An Australian reviewer said that the Citroen 2CV ‘had an almost narcotic effect on the technically minded’, which is the best way I have ever seen the appeal of a classic Citroen sumised. The way normal car enthusiasts go all squiffy over a screaming race engine on throttle bodies or a lowered Ford Escort Mk1 burning its tyres as it drifts around a racetrack with flames popping from its exhaust is, I think, the way I feel about the Citroen CX and how it goes about doing, well, anything. It is perfection, not of performance, but of engineering. It is a car without compromise. It is The Car, Deconstructed, not unlike a motoring equivilant of one of those ‘Seventies French films that are black and white and consist of 10 minutes of autumnal Parisian streets, 12 minutes of a tap dripping then ‘Fin’. In fact, look at the advert for the CX- it’s like some sort of absinthe-induced hallucination that would win all sorts of pretentious film awards:
Ford never thought to put a Giant Robotic Grace Jones Head their Sierra adverts, did they?
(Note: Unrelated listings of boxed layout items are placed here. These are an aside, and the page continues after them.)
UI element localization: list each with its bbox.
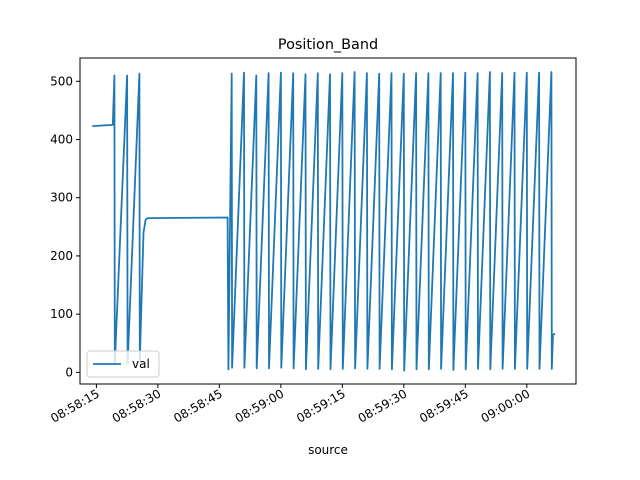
y-axis: 0 100 200 300 400 500	[50, 74, 80, 379]
series-line-val	[92, 71, 556, 372]
y-tick-label: 500	[50, 74, 73, 88]
y-tick-label: 100	[50, 307, 73, 321]
x-axis-label: source	[308, 443, 348, 457]
plot-area	[79, 57, 577, 385]
x-tick-label: 08:59:45	[417, 386, 471, 425]
x-tick-label: 08:59:00	[233, 386, 287, 425]
legend-label-val: val	[132, 357, 150, 371]
legend[interactable]: val	[86, 350, 160, 378]
x-axis: 08:58:15 08:58:30 08:58:45 08:59:00 08:59:15…	[48, 384, 532, 426]
x-tick-label: 08:58:45	[171, 386, 225, 425]
x-tick-label: 08:59:30	[356, 386, 410, 425]
chart-title: Position_Band	[278, 37, 378, 53]
plot-frame	[79, 57, 577, 385]
x-tick-label: 08:59:15	[294, 386, 348, 425]
y-tick-label: 200	[50, 249, 73, 263]
x-tick-label: 08:58:15	[48, 386, 102, 425]
y-tick-label: 400	[50, 133, 73, 147]
y-tick-label: 0	[65, 365, 73, 379]
legend-box	[86, 350, 160, 378]
x-tick-label: 08:58:30	[110, 386, 164, 425]
x-tick-label: 09:00:00	[479, 386, 533, 425]
y-tick-label: 300	[50, 191, 73, 205]
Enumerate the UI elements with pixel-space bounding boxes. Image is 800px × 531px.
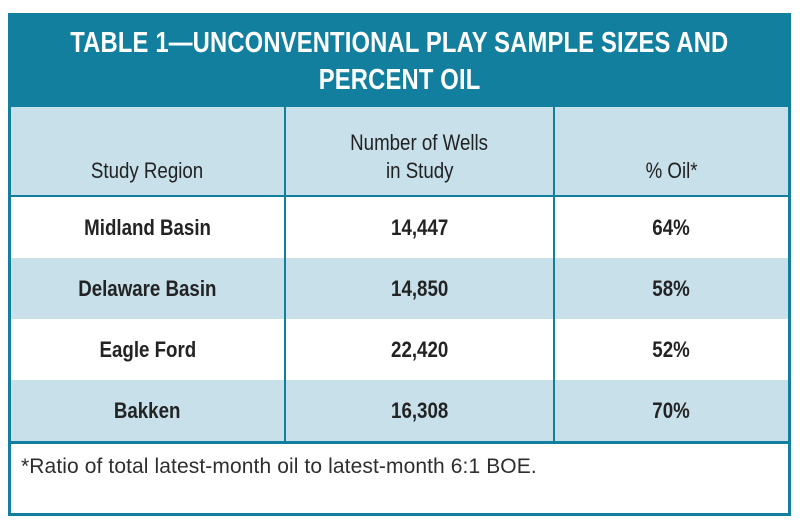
cell-region: Bakken — [11, 380, 284, 441]
cell-region: Midland Basin — [11, 197, 284, 258]
table-title: TABLE 1—UNCONVENTIONAL PLAY SAMPLE SIZES… — [11, 16, 788, 107]
table-grid: Study Region Number of Wells in Study % … — [11, 107, 788, 441]
cell-oil: 52% — [553, 319, 788, 380]
cell-wells: 14,850 — [284, 258, 553, 319]
table-title-line2: PERCENT OIL — [318, 63, 481, 96]
cell-oil: 70% — [553, 380, 788, 441]
cell-wells-value: 14,850 — [390, 275, 449, 301]
column-header-oil-label: % Oil* — [645, 158, 698, 183]
column-header-wells-line2: in Study — [385, 158, 454, 183]
column-header-wells-line1: Number of Wells — [350, 130, 489, 155]
cell-oil-value: 58% — [652, 275, 691, 301]
cell-wells: 16,308 — [284, 380, 553, 441]
column-header-region: Study Region — [11, 107, 284, 197]
cell-oil-value: 70% — [652, 397, 691, 423]
table-title-line1: TABLE 1—UNCONVENTIONAL PLAY SAMPLE SIZES… — [70, 26, 729, 59]
cell-oil-value: 52% — [652, 336, 691, 362]
cell-wells-value: 16,308 — [390, 397, 449, 423]
cell-wells: 22,420 — [284, 319, 553, 380]
table-footnote: *Ratio of total latest-month oil to late… — [11, 441, 788, 513]
table-footnote-text: *Ratio of total latest-month oil to late… — [21, 455, 537, 478]
cell-wells-value: 14,447 — [390, 214, 449, 240]
table-figure: TABLE 1—UNCONVENTIONAL PLAY SAMPLE SIZES… — [8, 13, 791, 516]
cell-wells-value: 22,420 — [390, 336, 449, 362]
cell-region-value: Delaware Basin — [78, 275, 217, 301]
cell-region-value: Midland Basin — [84, 214, 211, 240]
cell-region-value: Eagle Ford — [99, 336, 196, 362]
column-header-region-label: Study Region — [91, 158, 204, 183]
cell-oil: 64% — [553, 197, 788, 258]
column-header-wells: Number of Wells in Study — [284, 107, 553, 197]
cell-wells: 14,447 — [284, 197, 553, 258]
cell-oil-value: 64% — [652, 214, 691, 240]
column-header-oil: % Oil* — [553, 107, 788, 197]
cell-oil: 58% — [553, 258, 788, 319]
cell-region-value: Bakken — [114, 397, 181, 423]
cell-region: Delaware Basin — [11, 258, 284, 319]
cell-region: Eagle Ford — [11, 319, 284, 380]
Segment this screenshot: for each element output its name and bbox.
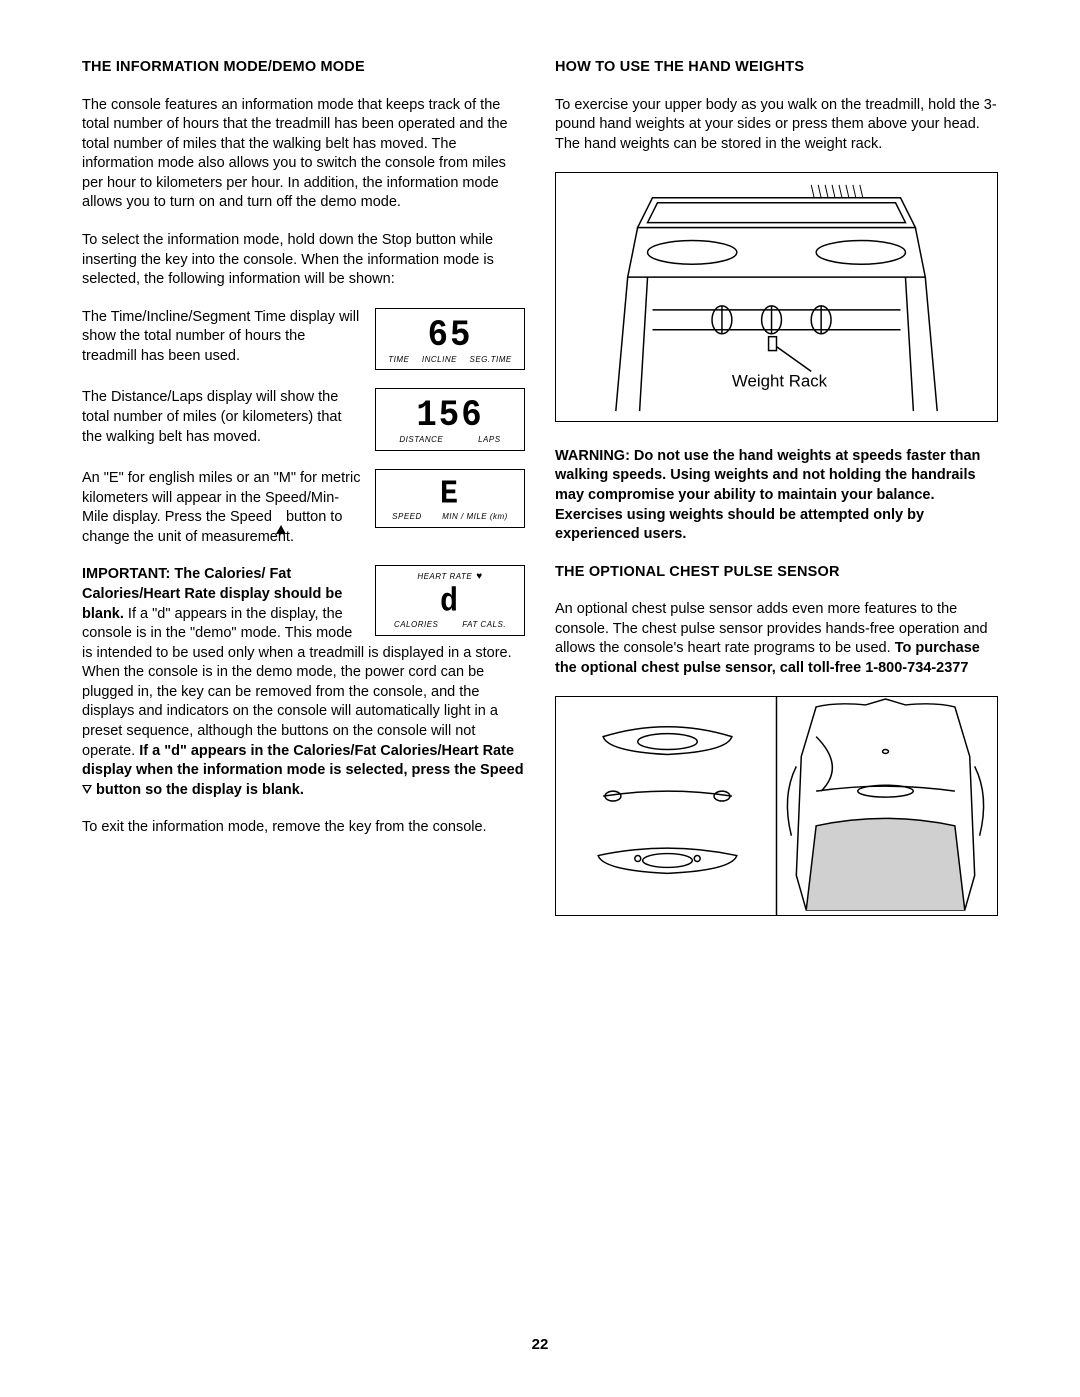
lcd-box-speed: E SPEED MIN / MILE (km) (375, 469, 525, 528)
warning-paragraph: WARNING: Do not use the hand weights at … (555, 447, 998, 545)
display-row-time: The Time/Incline/Segment Time display wi… (82, 308, 525, 371)
triangle-up-icon (276, 509, 286, 534)
heading-chest-pulse: THE OPTIONAL CHEST PULSE SENSOR (555, 563, 998, 583)
page-number: 22 (0, 1335, 1080, 1355)
treadmill-illustration: Weight Rack (555, 172, 998, 422)
weight-rack-label: Weight Rack (732, 372, 828, 391)
heading-info-mode: THE INFORMATION MODE/DEMO MODE (82, 58, 525, 78)
lcd-labels-speed: SPEED MIN / MILE (km) (376, 512, 524, 523)
lcd-value-time: 65 (376, 317, 524, 354)
lcd-box-time: 65 TIME INCLINE SEG.TIME (375, 308, 525, 371)
important-bold-pre: If a "d" appears in the Calories/Fat Cal… (82, 743, 524, 779)
heart-icon: ♥ (476, 570, 482, 584)
display-desc-distance: The Distance/Laps display will show the … (82, 388, 363, 447)
lcd-value-speed: E (376, 479, 524, 512)
paragraph-intro: The console features an information mode… (82, 96, 525, 213)
heading-hand-weights: HOW TO USE THE HAND WEIGHTS (555, 58, 998, 78)
lcd-labels-distance: DISTANCE LAPS (376, 435, 524, 446)
paragraph-hand-weights: To exercise your upper body as you walk … (555, 96, 998, 155)
lcd-box-distance: 156 DISTANCE LAPS (375, 388, 525, 451)
display-row-speed: An "E" for english miles or an "M" for m… (82, 469, 525, 547)
chest-sensor-illustration (555, 696, 998, 916)
right-column: HOW TO USE THE HAND WEIGHTS To exercise … (555, 58, 998, 941)
display-row-distance: The Distance/Laps display will show the … (82, 388, 525, 451)
paragraph-chest-pulse: An optional chest pulse sensor adds even… (555, 600, 998, 678)
display-desc-speed: An "E" for english miles or an "M" for m… (82, 469, 363, 547)
paragraph-exit: To exit the information mode, remove the… (82, 818, 525, 838)
display-row-calories: HEART RATE ♥ d CALORIES FAT CALS. IMPORT… (82, 565, 525, 800)
important-bold-post: button so the display is blank. (92, 782, 304, 798)
two-column-layout: THE INFORMATION MODE/DEMO MODE The conso… (82, 58, 998, 941)
left-column: THE INFORMATION MODE/DEMO MODE The conso… (82, 58, 525, 941)
lcd-box-calories: HEART RATE ♥ d CALORIES FAT CALS. (375, 565, 525, 635)
lcd-value-distance: 156 (376, 398, 524, 435)
lcd-value-calories: d (376, 586, 524, 619)
lcd-top-label-heartrate: HEART RATE ♥ (376, 570, 524, 584)
display-desc-time: The Time/Incline/Segment Time display wi… (82, 308, 363, 367)
triangle-down-icon (82, 785, 92, 794)
paragraph-select: To select the information mode, hold dow… (82, 231, 525, 290)
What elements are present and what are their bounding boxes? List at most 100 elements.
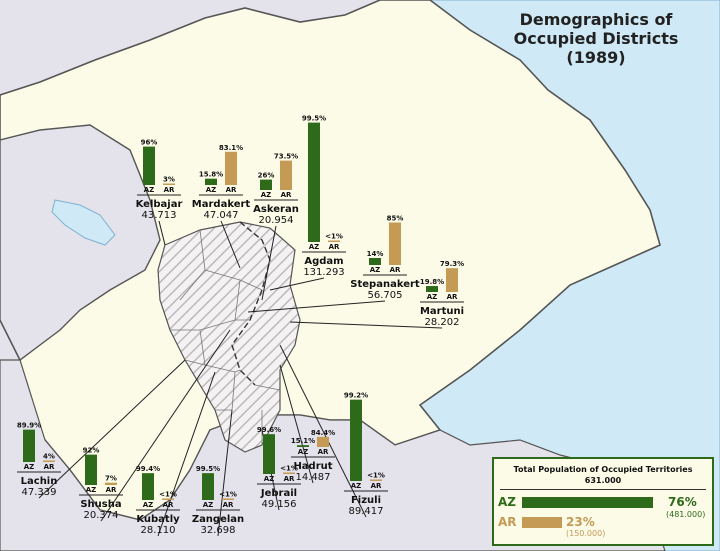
ar-bar <box>43 460 55 462</box>
az-percent-label: 15.8% <box>199 171 223 179</box>
district-name: Fizuli <box>351 495 381 506</box>
ar-bar <box>328 240 340 242</box>
totals-az-count: (481.000) <box>666 510 706 519</box>
ar-axis-label: AR <box>106 486 117 494</box>
az-axis-label: AZ <box>264 475 275 483</box>
ar-axis-label: AR <box>318 448 329 456</box>
ar-axis-label: AR <box>44 463 55 471</box>
az-axis-label: AZ <box>143 501 154 509</box>
district-population: 43.713 <box>142 210 177 221</box>
leader-line <box>38 359 186 499</box>
ar-percent-label: <1% <box>367 472 385 480</box>
az-percent-label: 99.6% <box>257 426 281 434</box>
az-bar <box>369 258 381 265</box>
az-bar <box>350 399 362 481</box>
ar-axis-label: AR <box>226 186 237 194</box>
az-bar <box>205 178 217 185</box>
az-bar <box>85 454 97 485</box>
ar-axis-label: AR <box>329 243 340 251</box>
leader-line <box>279 364 314 484</box>
ar-bar <box>389 222 401 265</box>
az-bar <box>308 122 320 242</box>
ar-percent-label: 73.5% <box>274 153 298 161</box>
leader-line <box>289 321 443 329</box>
ar-bar <box>370 479 382 481</box>
district-population: 47.339 <box>22 487 57 498</box>
ar-bar <box>163 183 175 185</box>
az-percent-label: 14% <box>367 250 384 258</box>
district-name: Mardakert <box>192 199 251 210</box>
leader-line <box>269 277 325 291</box>
ar-percent-label: <1% <box>159 491 177 499</box>
district-name: Stepanakert <box>350 279 420 290</box>
district-population: 56.705 <box>368 290 403 301</box>
ar-axis-label: AR <box>447 293 458 301</box>
ar-percent-label: 85% <box>387 215 404 223</box>
leader-line <box>220 220 241 269</box>
karabakh-border <box>231 221 271 386</box>
district-population: 14.487 <box>296 472 331 483</box>
armenia-land <box>0 124 161 362</box>
leader-line <box>158 220 166 246</box>
ar-percent-label: <1% <box>325 233 343 241</box>
district-name: Agdam <box>304 256 343 267</box>
az-bar <box>143 146 155 185</box>
az-bar <box>263 434 275 474</box>
ar-percent-label: 3% <box>163 176 175 184</box>
leader-line <box>247 300 386 313</box>
lake-sevan <box>51 199 116 246</box>
az-percent-label: 89.9% <box>17 422 41 430</box>
district-population: 32.698 <box>201 525 236 536</box>
totals-az-bar <box>522 497 653 508</box>
ar-percent-label: 83.1% <box>219 144 243 152</box>
leader-line <box>217 409 233 537</box>
az-percent-label: 96% <box>141 139 158 147</box>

Every part and every system has been considered and the question asked ‘Why do we do it this way?’ If the answer is ‘because it is cheap’ or ‘because we have always done it this way’ then it is done some other way. With the complete exception of the engine, which was from the ‘Thirties and was used because it was a) cheap and b) the one Citroen had always used. Way to ruin an argument…
At the complete opposite end of the scale, I am also getting a hankering for something Germanic. My big guilty secret is that one of my favourite cars was the base-spec Mk2 VW Polo that I used for about a month back in 2005. It was for all the usual VW-loving guffy reasons- it was dull, it did nothing particularly well, but it was honest. There was something very likeable about the way it just did what it did, no more, no less. It was a Volkswagen in the literal sense, before the brand really became associated with small-minded badge-snobs and soft-touch plastics. It was just a cheap, well-designed, rather tinny but perfectly adequate little car that ‘just worked’.
As I sit here with no working cars, there’s something strangely appealing about that. Due to the curious way that Volkswagen enthusiasts don’t actually like any VW that isn’t a Golf GTI or a Mk2 Jetta, old Polos are dirt cheap, especially the fantasically pointless Coupe ones. Which is what I think I’d go for. Maybe I’d find myself utterly bored after a month and I’d wish I’d bought some sort of pointlessly big Citroen, but it’s best to get these things out of your system. If that’s the case, I can just pour some paint stripper over it, put some Iron Crosses on the boot, chop the springs out and then sell it for even more than I paid for it. I jest, of course.
My itch to own something sporty-but-not-actually-fast is still there and this hasn’t been helped by cycling past an MGF (with off-set go-faster stripes) that looks very tidy and is available for a three-figure sum. I could debate with myself endlessly about whether or not I should buy a Mazda MX-5 or an MGF if I’m after a cheap sports car :The Mazda is the better car for driving, but I have a sneaking suspicion that if I bought an MX-5 (noisy, raw driving experience, a bit tail-happy, tough but unexciting engine) then I’d wish I’d bought the MG (refined, handles like a giant go-kart, technically sophisticated, brilliant engine) and so on. Of course the onset of winter is just the time to buy any rear-wheel drive convertible…
Anyway, those are my thoughts as they stand. As always comments, good, bad or indifferent, are welcome.